Evaluation of simple algorithms for spatial interpolation of salinity hazard parameter in natural waters
Aggressive cultivation practised across the Indian subcontinent to meet the growing food demands results in the groundwater at many places being severely affected by salinity, and this is a recognised hazard of agricultural belts. Evaluating spatial variations of salinity hazards is important for managing agricultural activity and implementing suitable and timely remedial measures.
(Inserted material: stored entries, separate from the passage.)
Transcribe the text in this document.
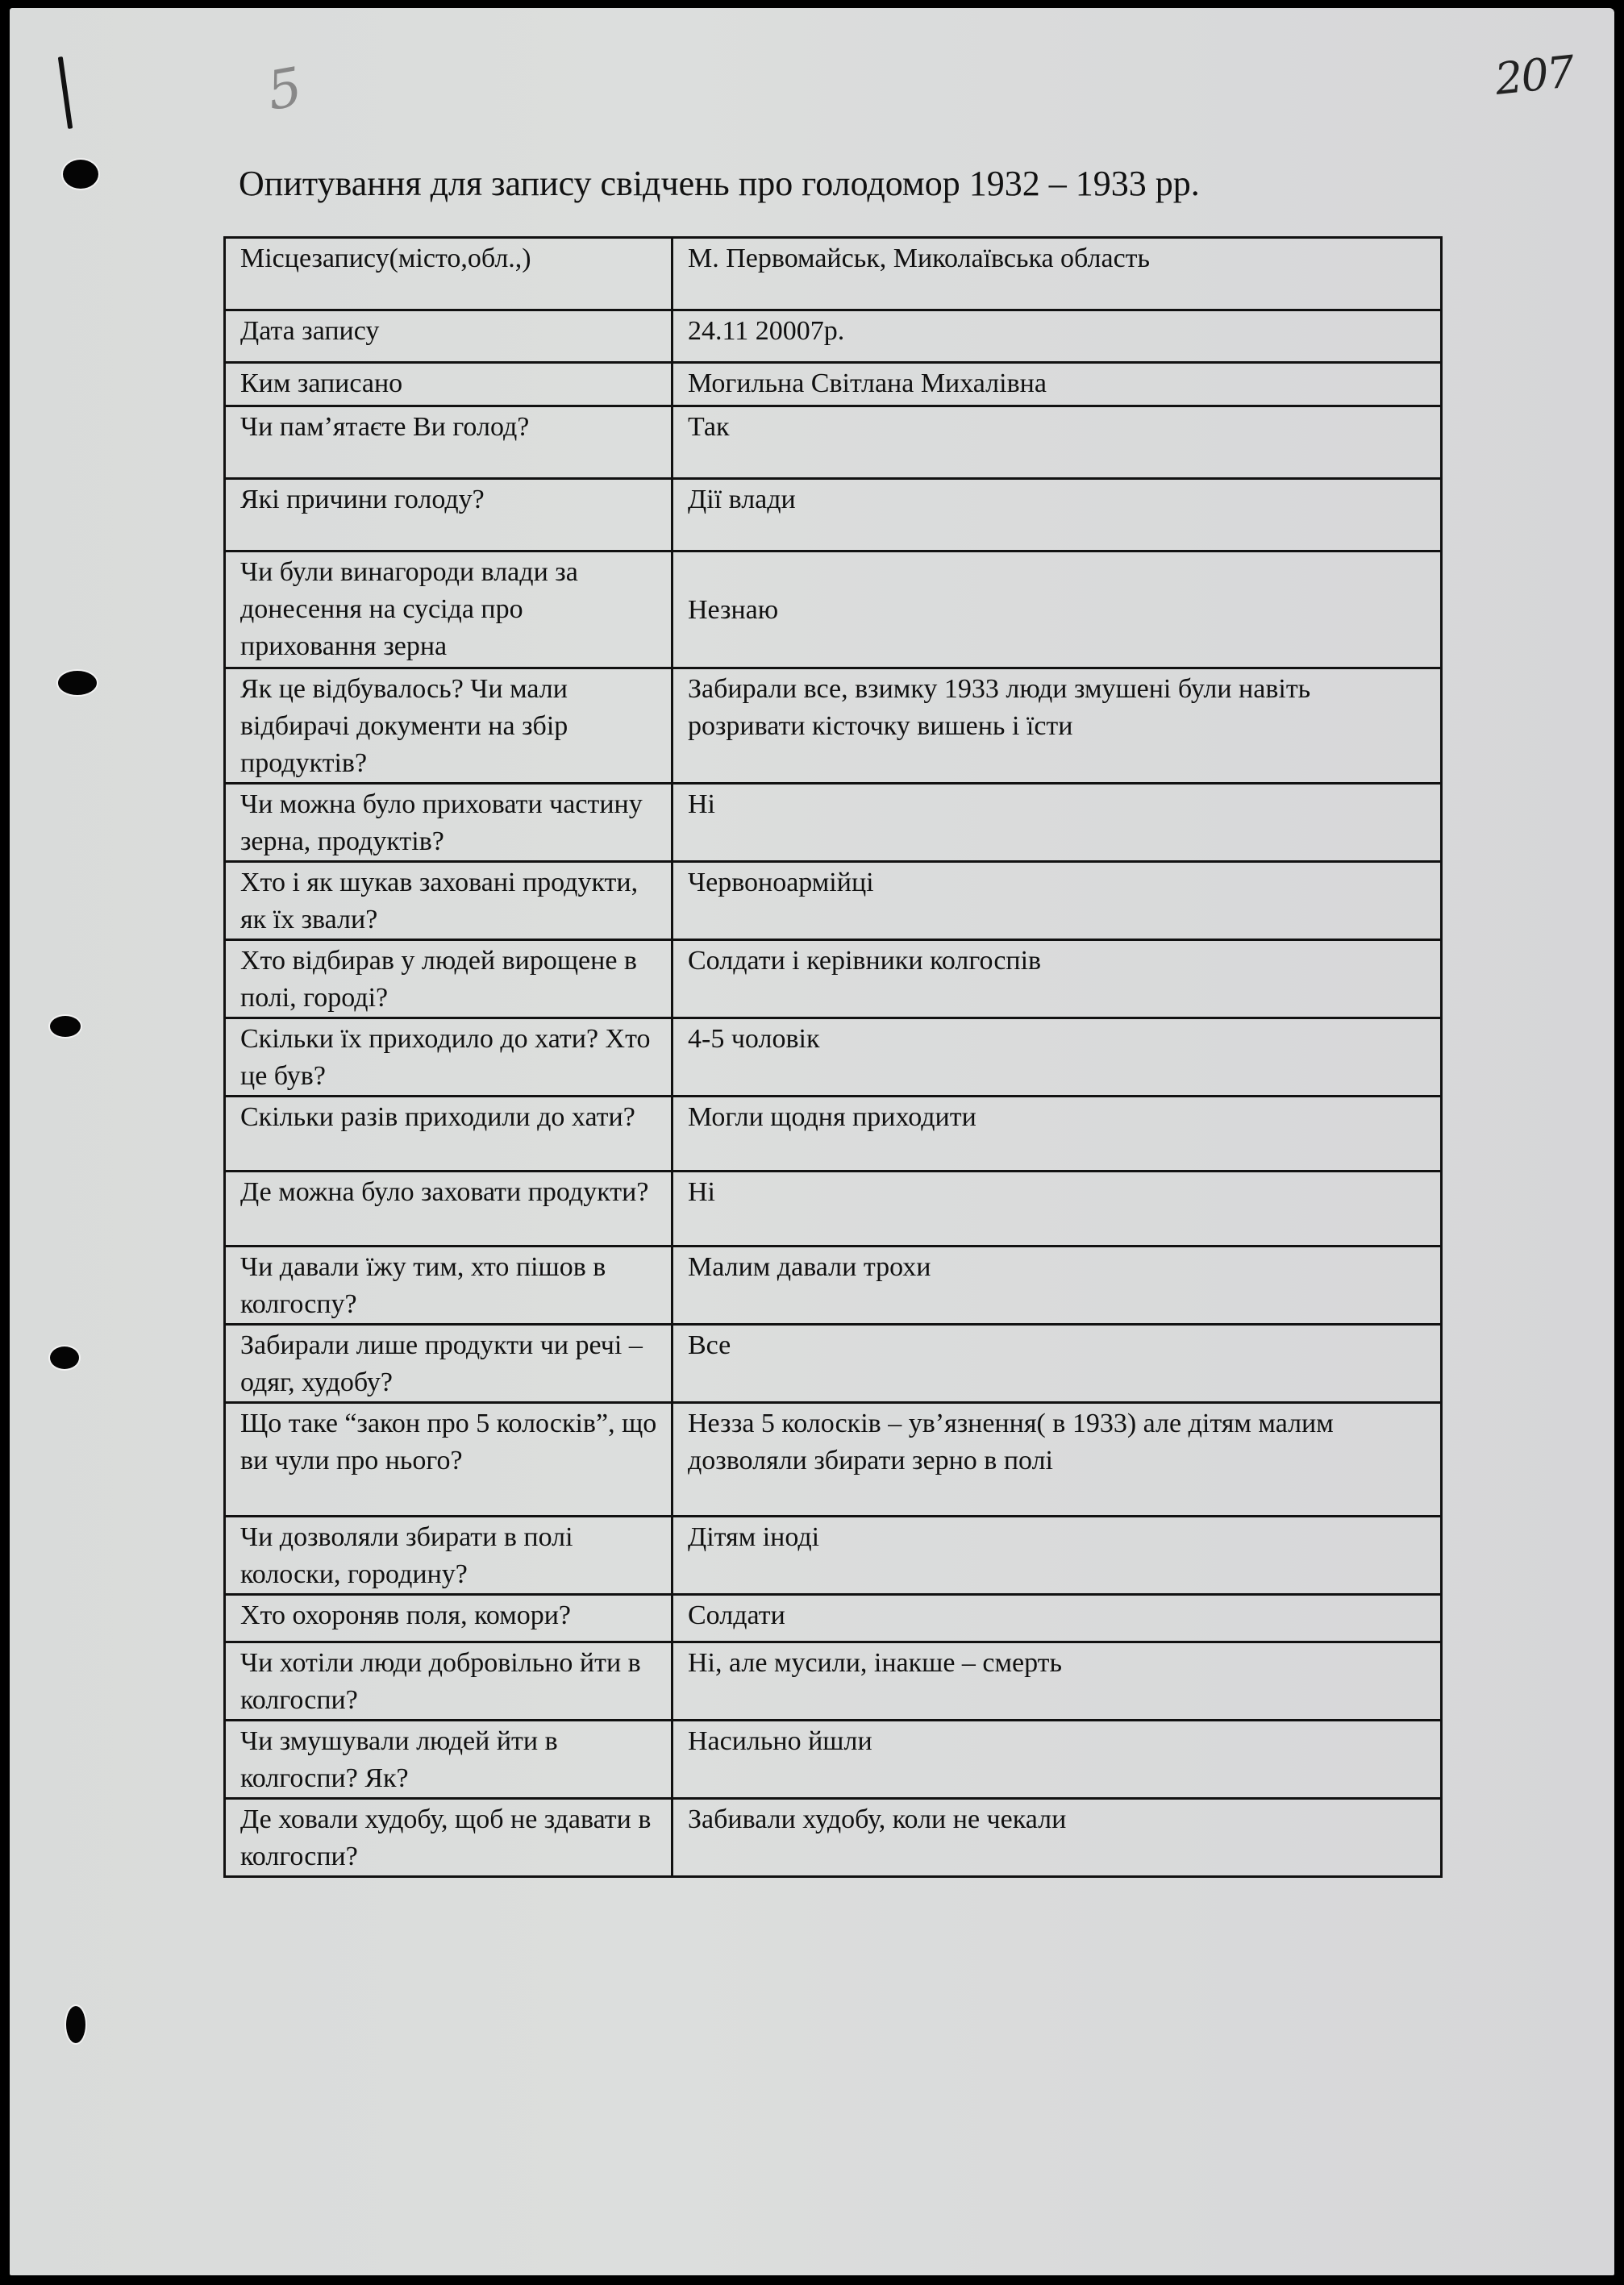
5	207
Опитування для запису свідчень про голодомор 1932 – 1933 рр.
Місцезапису(місто,обл.,)	М. Первомайськ, Миколаївська область
Дата запису	24.11 20007р.
Ким записано	Могильна Світлана Михалівна
Чи пам’ятаєте Ви голод?	Так
Які причини голоду?	Дії влади
Чи були винагороди влади за донесення на сусіда про приховання зерна	Незнаю
Як це відбувалось? Чи мали відбирачі документи на збір продуктів?	Забирали все, взимку 1933 люди змушені були навіть розривати кісточку вишень і їсти
Чи можна було приховати частину зерна, продуктів?	Ні
Хто і як шукав заховані продукти, як їх звали?	Червоноармійці
Хто відбирав у людей вирощене в полі, городі?	Солдати і керівники колгоспів
Скільки їх приходило до хати? Хто це був?	4-5 чоловік
Скільки разів приходили до хати?	Могли щодня приходити
Де можна було заховати продукти?	Ні
Чи давали їжу тим, хто пішов в колгоспу?	Малим давали трохи
Забирали лише продукти чи речі – одяг, худобу?	Все
Що таке “закон про 5 колосків”, що ви чули про нього?	Незза 5 колосків – ув’язнення( в 1933) але дітям малим дозволяли збирати зерно в полі
Чи дозволяли збирати в полі колоски, городину?	Дітям іноді
Хто охороняв поля, комори?	Солдати
Чи хотіли люди добровільно йти в колгоспи?	Ні, але мусили, інакше – смерть
Чи змушували людей йти в колгоспи? Як?	Насильно йшли
Де ховали худобу, щоб не здавати в колгоспи?	Забивали худобу, коли не чекали
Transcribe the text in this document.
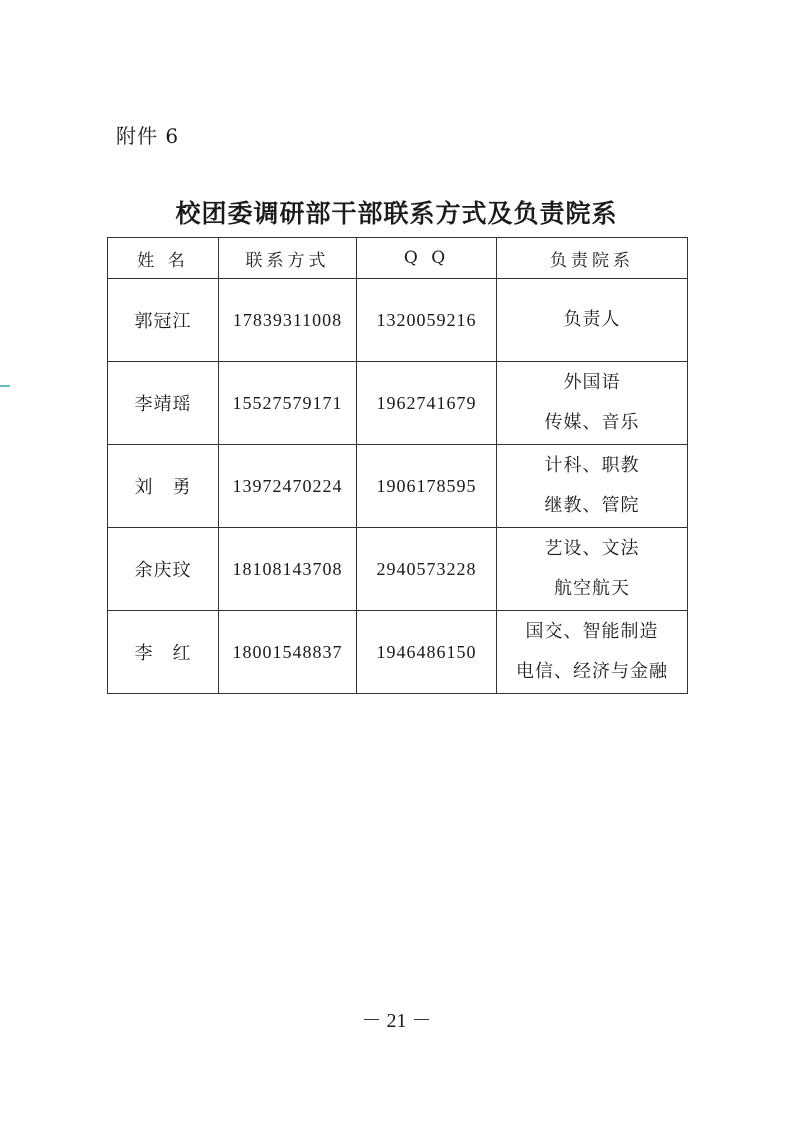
附件 6
校团委调研部干部联系方式及负责院系
姓 名	联系方式	Q Q	负责院系
郭冠江	17839311008	1320059216	负责人

李靖瑶	15527579171	1962741679	外国语
传媒、音乐

刘　勇	13972470224	1906178595	计科、职教
继教、管院

余庆玟	18108143708	2940573228	艺设、文法
航空航天

李　红	18001548837	1946486150	国交、智能制造
电信、经济与金融
－ 21 －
A precise representation of spatial variations of groundwater salinity using electrical conductivity (EC) can help identify potential sources and evaluate their severity and spatial impact. Simple spatial interpolation schemes, viz., inverse distance weighted (IDW) and trend surface analysis (TSA) are evaluated with over 250 EC measurements in groundwater during two seasons from saline-impacted regions of northwest India. Considering the three performance metrics, namely, correlation coefficient, root mean square error and mean absolute error, IDW scheme was adjudged better than TSA for both seasons. Interpolation by TSA and contour plot using OriginLab ® software resulted in unrealistic (negative) values of EC, whereas IDW was free from such limitations. Errors associated with IDW-based interpolated EC values for this site would be 320–415 μS/cm for pre-monsoon and 630–800 μS/cm during post-monsoon seasons. Refined EC map generated using seasonal IDW interpolation scheme would facilitate timely and cost-effective remediation of salinity hazard, impact assessment of point and non-point sources on salinity hazard. Research highlights Simple algorithms were examined for spatial interpolation of groundwater EC; IDW was adjudged better over TSA. Seasonal influence on interpolation parameters for EC was highlighted. IDW parameters ascertained from systematic search in this study are different from reported default values in commercially available software. Whereas TSA or default interpolation with OriginLab® resulted in negative(unrealistic) EC values, IDW results were consistent. Refined EC map generated using seasonal IDW interpolation scheme would facilitate: timely and cost-effective remediation of salinity hazard; impact assessment of point and non-point sources on salinity hazard.